ACTIVE TO PASSIVE
ROME —
After 88 days of impasses and negotiations, two Italian populist parties with a
history of antagonism toward the European Union received approval Thursday
night to create a government that has already unsettled the Continent’s
political order.
Only days
ago, President Sergio Mattarella of Italy rejected
a populist government over concerns about a proposed finance
minister who had helped write a guide for withdrawing
Italy from the euro[1], Europe’s single currency. The political
chaos and sudden uncertainty about the euro helped send global financial
markets reeling.
On
Thursday, the populists reshuffled, keeping the same prime minister, Giuseppe
Conte, and other top players, but moving the objectionable finance minister to
a less critical post.
That was apparently enough
to satisfy the president, who preferred an elected government to a caretaker
alternative he had in reserve.

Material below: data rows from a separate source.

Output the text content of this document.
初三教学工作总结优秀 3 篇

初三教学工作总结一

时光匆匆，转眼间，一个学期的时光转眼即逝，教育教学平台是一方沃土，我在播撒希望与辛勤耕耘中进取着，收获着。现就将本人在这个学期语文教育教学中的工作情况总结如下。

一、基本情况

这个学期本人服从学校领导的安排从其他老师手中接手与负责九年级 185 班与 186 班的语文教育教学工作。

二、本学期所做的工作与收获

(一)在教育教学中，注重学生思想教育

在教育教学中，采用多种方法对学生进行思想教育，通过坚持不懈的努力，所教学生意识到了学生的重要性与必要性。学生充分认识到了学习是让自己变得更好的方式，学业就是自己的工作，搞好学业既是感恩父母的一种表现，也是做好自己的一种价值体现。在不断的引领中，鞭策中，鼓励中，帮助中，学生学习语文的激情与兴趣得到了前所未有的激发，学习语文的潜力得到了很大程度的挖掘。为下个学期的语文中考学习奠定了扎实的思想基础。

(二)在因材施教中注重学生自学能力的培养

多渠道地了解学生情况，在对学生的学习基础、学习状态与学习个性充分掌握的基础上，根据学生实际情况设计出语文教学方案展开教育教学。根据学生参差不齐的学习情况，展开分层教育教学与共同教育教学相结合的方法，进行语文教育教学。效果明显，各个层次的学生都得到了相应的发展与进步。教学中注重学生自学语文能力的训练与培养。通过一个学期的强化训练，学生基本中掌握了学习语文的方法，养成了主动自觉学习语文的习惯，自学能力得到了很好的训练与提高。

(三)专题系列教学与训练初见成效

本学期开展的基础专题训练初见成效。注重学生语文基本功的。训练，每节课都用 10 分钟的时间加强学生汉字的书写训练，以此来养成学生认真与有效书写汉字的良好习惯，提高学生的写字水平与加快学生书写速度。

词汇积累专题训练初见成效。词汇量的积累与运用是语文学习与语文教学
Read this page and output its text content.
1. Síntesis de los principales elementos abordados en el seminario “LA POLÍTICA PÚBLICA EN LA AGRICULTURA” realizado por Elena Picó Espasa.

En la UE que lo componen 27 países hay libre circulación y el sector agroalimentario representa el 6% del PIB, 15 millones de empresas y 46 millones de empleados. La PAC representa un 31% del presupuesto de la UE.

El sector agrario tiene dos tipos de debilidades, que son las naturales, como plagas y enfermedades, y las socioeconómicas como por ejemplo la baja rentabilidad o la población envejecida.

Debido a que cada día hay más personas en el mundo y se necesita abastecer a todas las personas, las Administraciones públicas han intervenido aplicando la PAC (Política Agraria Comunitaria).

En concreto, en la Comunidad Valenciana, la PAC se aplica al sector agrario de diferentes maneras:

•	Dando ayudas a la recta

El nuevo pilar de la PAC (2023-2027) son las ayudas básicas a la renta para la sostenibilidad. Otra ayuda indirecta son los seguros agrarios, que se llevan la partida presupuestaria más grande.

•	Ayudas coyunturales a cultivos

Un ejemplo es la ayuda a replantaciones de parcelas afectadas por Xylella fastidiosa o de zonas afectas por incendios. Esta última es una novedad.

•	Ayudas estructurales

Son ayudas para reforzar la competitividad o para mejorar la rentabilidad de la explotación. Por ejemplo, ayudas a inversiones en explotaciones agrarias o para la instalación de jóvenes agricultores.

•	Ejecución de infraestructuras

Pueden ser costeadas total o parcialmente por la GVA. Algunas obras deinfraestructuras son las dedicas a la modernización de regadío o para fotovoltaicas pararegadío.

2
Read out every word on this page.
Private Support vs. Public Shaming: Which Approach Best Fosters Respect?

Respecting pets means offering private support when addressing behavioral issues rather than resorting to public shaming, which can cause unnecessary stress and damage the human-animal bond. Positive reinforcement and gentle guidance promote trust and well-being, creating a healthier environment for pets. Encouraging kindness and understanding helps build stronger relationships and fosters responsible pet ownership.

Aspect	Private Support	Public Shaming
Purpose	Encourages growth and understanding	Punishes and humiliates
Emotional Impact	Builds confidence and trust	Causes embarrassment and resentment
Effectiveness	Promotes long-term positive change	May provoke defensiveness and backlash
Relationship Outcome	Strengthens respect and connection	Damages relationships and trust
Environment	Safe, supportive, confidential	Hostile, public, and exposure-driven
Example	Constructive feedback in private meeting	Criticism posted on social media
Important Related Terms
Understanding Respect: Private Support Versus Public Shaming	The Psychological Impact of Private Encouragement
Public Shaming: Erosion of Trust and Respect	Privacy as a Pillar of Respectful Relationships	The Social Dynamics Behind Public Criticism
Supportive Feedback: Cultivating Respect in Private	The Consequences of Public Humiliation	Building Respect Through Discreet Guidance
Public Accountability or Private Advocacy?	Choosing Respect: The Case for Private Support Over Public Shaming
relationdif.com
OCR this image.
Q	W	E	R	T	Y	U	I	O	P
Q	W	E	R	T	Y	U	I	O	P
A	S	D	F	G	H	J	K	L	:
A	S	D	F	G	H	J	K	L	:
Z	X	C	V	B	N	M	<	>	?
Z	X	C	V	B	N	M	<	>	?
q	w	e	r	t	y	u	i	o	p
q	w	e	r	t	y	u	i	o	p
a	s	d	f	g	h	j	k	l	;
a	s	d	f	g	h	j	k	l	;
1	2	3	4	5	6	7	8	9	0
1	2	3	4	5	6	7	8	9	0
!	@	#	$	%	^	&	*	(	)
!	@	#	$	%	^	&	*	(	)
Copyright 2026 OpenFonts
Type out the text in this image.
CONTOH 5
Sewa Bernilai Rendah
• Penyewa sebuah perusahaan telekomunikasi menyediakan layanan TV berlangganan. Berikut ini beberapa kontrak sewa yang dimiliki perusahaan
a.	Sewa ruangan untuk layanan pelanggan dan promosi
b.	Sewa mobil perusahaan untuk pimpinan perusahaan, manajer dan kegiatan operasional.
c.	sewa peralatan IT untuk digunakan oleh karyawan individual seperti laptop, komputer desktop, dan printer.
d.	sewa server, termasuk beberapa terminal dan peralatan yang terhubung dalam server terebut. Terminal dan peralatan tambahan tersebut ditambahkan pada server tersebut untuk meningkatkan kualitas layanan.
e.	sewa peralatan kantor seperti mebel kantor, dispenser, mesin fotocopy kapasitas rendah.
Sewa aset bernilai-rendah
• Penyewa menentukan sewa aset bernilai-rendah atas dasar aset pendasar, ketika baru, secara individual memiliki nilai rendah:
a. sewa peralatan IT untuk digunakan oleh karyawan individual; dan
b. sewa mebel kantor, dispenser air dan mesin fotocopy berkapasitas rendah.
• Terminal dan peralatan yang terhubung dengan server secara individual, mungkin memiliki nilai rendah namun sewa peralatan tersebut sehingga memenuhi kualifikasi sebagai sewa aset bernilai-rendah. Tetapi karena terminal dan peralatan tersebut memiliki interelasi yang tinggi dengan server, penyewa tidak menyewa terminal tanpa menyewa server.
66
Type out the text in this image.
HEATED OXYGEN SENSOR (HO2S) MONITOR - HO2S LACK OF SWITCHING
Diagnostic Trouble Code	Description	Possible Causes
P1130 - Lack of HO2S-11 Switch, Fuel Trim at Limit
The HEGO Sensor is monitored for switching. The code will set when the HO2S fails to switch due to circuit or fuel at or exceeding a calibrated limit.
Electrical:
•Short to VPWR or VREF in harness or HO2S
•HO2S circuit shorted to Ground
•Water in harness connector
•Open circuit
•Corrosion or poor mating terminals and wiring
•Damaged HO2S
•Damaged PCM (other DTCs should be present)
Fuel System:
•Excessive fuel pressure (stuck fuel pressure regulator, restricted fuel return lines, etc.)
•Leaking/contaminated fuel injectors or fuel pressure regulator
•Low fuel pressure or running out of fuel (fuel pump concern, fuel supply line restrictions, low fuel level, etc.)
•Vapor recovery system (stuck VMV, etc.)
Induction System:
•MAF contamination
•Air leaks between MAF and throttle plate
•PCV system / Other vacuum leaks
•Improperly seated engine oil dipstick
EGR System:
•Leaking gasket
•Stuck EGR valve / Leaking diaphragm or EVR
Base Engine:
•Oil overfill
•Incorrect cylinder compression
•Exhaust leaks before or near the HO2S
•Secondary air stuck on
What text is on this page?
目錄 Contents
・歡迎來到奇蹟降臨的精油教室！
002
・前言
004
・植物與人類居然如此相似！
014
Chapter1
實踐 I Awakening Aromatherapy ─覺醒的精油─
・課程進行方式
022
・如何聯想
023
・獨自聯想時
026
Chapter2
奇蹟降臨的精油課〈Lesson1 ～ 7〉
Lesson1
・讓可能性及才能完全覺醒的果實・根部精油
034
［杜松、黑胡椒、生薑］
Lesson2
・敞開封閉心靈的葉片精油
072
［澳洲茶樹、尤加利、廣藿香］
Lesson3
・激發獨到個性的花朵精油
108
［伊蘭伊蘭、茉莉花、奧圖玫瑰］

The populist parties constituting the new
government won the most votes in a March 4 election, promising a sweeping
crackdown on the illegal immigration that helped fuel their ascent.
But the
president’s assent was not enough to allay concerns about the actual agenda of
the populists once they enter power, even though they now claim a sudden
conversion to full faith in the euro.
“The
populist and right-wing government has a program that’s dangerous for the
country and the events of recent days confirm our longstanding concerns,” said
Maurizio Martina, a leader of the Democratic Party, which will now leave
government for the opposition. “Their acts so far have been a mix of
extremism, anti-Europism and iniquity.”[2]
The new
government still needs to win a confidence vote in Parliament, but that was a
formality. The government will be sworn in Friday.
The
remarkable rise of the populists now leaves Italy’s traditional political
establishment, left and right, in tatters. It also shocked a European Union
that thought it had successfully beaten back an anti-establishment and
hard-right insurgency last year.[3]
The populist victory in
Italy now could not come at a worse time for the European Union. A corruption
scandal in Spain threatens the demise on Friday of a government that had been a
model for the central authorities in Brussels. Britain is leaving. Chancellor
Angela Merkel of Germany is weakened. President Emmanuel Macron of France is
a pro-Europe leader in search of partners.[4] Poland and Hungary are
rolling back democracy. The United States president is waging a trade war on
European allies, while more and more Europeans look to Russia’s strongman,
Vladimir V. Putin, as a model.[5]
But
amid all the geopolitical and economic threats to the European Union, Italy
represented perhaps the gravest. And as is often the case with Italy, it was
overlooked.
The
birthplace of fascism and for years the home of Western Europe’s largest
communist party, Italy again proved an incubator for political experiment. The
populist parties it produced — the Five Star Movement, a party developed on the
internet, and the League, a formerly northern secessionist movement — to
varying degrees both blame the euro for depriving Italy of sovereignty.[6]
Like
the other countries that have adopted the euro, Italy has lost its power to
control interest rates, which are set by the European Union’s central bank. The
so-called eurozone countries also must adhere to strict fiscal rules, which are
especially difficult for Italy because of its heavy debts.
Economists
say that if Italy, the fourth-biggest economy in the European Union, were to
exit the euro it would do enormous financial damage to the country and hurt the
Continent’s economic stability.[7]
The
political uncertainty in Italy — as well the remote possibility of leaving the
euro — spooked the markets when the formation of a government by the two
parties appeared likely. The combination created some of the scariest
economic days for the country since the 2011 financial crisis that planted the
seeds for this week’s populist flowering.[8]
After a
leaked draft of the alliance’s government platform incl
uded proposals about
leaving the eurozone and a proposed finance minister turned out to have helped
write a guide to leaving the euro, the global markets dipped precipitously.
Since then, however,
seemingly every Five Star and League leader has disavowed their antagonism to
the euro, or rather denied ever harboring any hostility to it whatsoever.
On
Wednesday night, League officials literally whitewashed their anti-euro
history by painting over the blue “Basta Euro,” or no more euro, sign on its
headquarters in Milan.[9]
“The euro was never in
discussion,” Mr. Conte, who will be sworn in Friday as prime minister with
the rest of his cabinet[10], said in Florence on Thursday morning before
traveling to Rome and then the Quirinal Palace in a plain taxi cab, the
preferred transportation for the anti-establishment Five Star.